Voice/Vision Holocaust Survivor Oral History Archive

Manya Auster Feldman - August 11, 1998

Recalling Escape from Ghetto

You said earlier um, that your family before you ran from the ghetto um, w...were discussing your own death and how awful it was. And then a, a, a long time ago when we first talked, you said this about your parents: You said your parents apathetic and helpless, they couldn't stand up to death and that they were even telling jokes about their own death. What was it like in the house the night of August 26th, the night before the ghetto was liquidated?

Very little conversation, just numb, just looking at each other, because we were completely helpless. And my parents felt that terrible guilt, they couldn't uh, save their, their own children. So they just said, you go to bed. Go to bed," without any hope what--whatsoever. Tomorrow you have to report to the, to the center of the city, which meant we knew--they knew already what it meant. They--that they were going to march to their death.

And when you came home from work that night, what did your mother do?

Well, my mother was already--when, when I was at work--I think I am repeating myself uh, they told us then that we don't have to report tomorrow to work. They--you know, this work around the bridge was going on, on three shifts, so the, the, the second shift didn't come in already. So we knew that this it. And as we were walking, it was about a nine kilometer walk going back to the city, I was looking all over and I was saying to my friend, you know, this is a nice little um, um, forest, you know, a, a few woods. This would be a good place to hide. You know, you knew that, that we're going to face death and maybe we'll be able to escape. But where--when we came to the city, my mother was standing at the gate. And she said uh, "What did they tell you at work?" I said, "They told us not to report tomorrow." She says, "Well, this is it. Tomorrow we have to report to the center of the city. And uh, they're going to transport us to another city, to Sarny."

She knew.

She knew. We knew that this is where we're going to go.

And did they say anything about being killed?

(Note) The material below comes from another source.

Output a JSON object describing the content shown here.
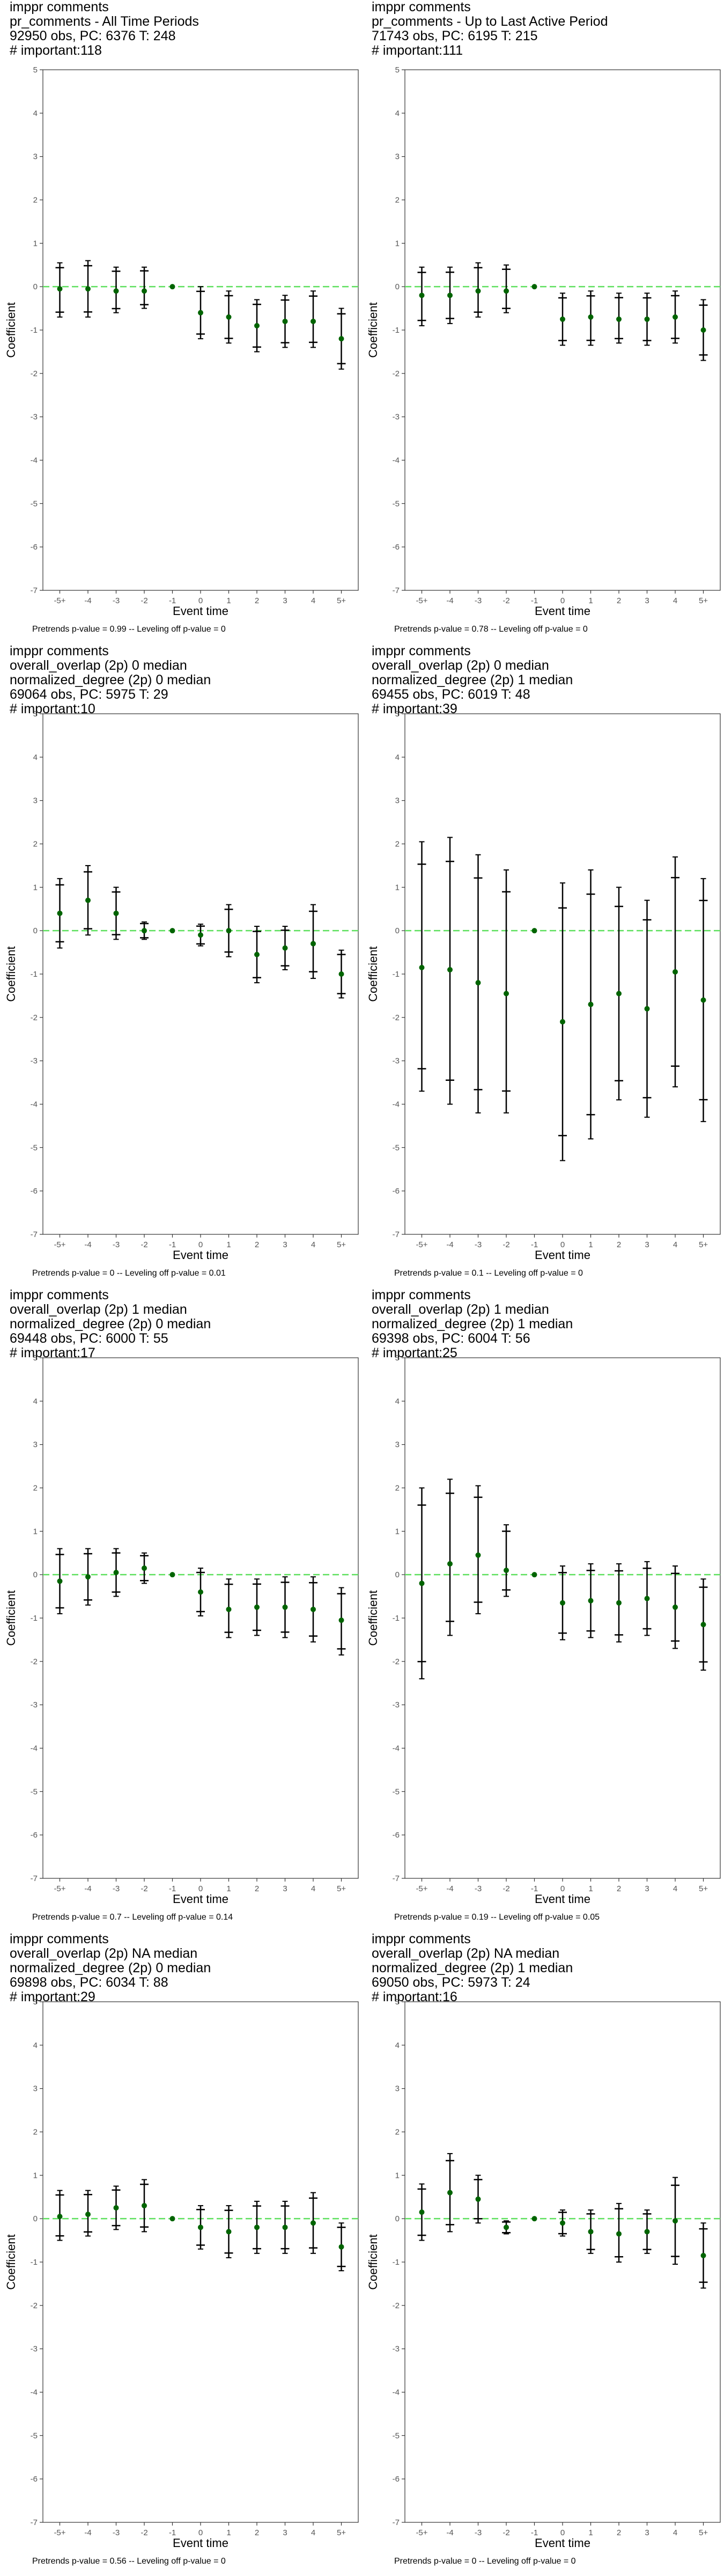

She--yes. She knew that they were, they were going to die, they're going to be--what kind of death, they didn't know. But uh, she cried. And she said that she worked all her life, she had small children. Now that the children are growing up and they're a tremendous help and she sees some satisfaction in her job uh, well-done of the children, so she has to die. And I had, I had nothing--we came back and we were sitting next to each other on the porch, nothing. No reaction whatsoever, just numb. No crying, no screaming, nothing. It's, it's, it's incredible. It can't--it cannot be explained. How would you feel, tomorrow--that tomorrow somebody will tell you that you have to report to the city and that's, that's the end of you, they're going to dispose of you? What kind of reaction can you have? Some...somebody's getting um, uh, cancer and he knows he's going to die, but at least nowadays there are certain things that can be helped, so he's living with hope. There was no hope. They absolutely took away our hope. There was absolutely no hope. And that's what his objective--you know, to make us apathetic and not and not to want to live.

But you escaped.

Well, that night we went to bed without any plan whatsoever. And about midnight, uh, a neighbor of ours knocked on the window. And he said, "You know, the ghetto is already surrounded and there are already casualties." He said to my father, "Maybe you know a different way back--way--a different way out, not in the direction where the forests are." So we started uh, we, we, we didn't get undressed when we went to bed, we were all dressed. But he said, he said to my sister he, he mentioned to put on--to take the winter coat. I, I didn't have any inkling that I'm going, no whatsoever. But I, I--my old--my sister was older than I, so I looked up to her. She said she's going. And I said, "And you're leaving mother?" She says, "I'm going," with no explanation. So I went too. It's like running out of the house.

All right. Did uh, well, earlier you told--then you picked up the story and you told--explained how you escaped. Uh, once earlier you, you mentioned um, that there were Seventh Day-Adventists...

Oh, no. This, this comes later. This comes when we're running to the forest, a little bit later. That happened in, in November. I'm talking now about August.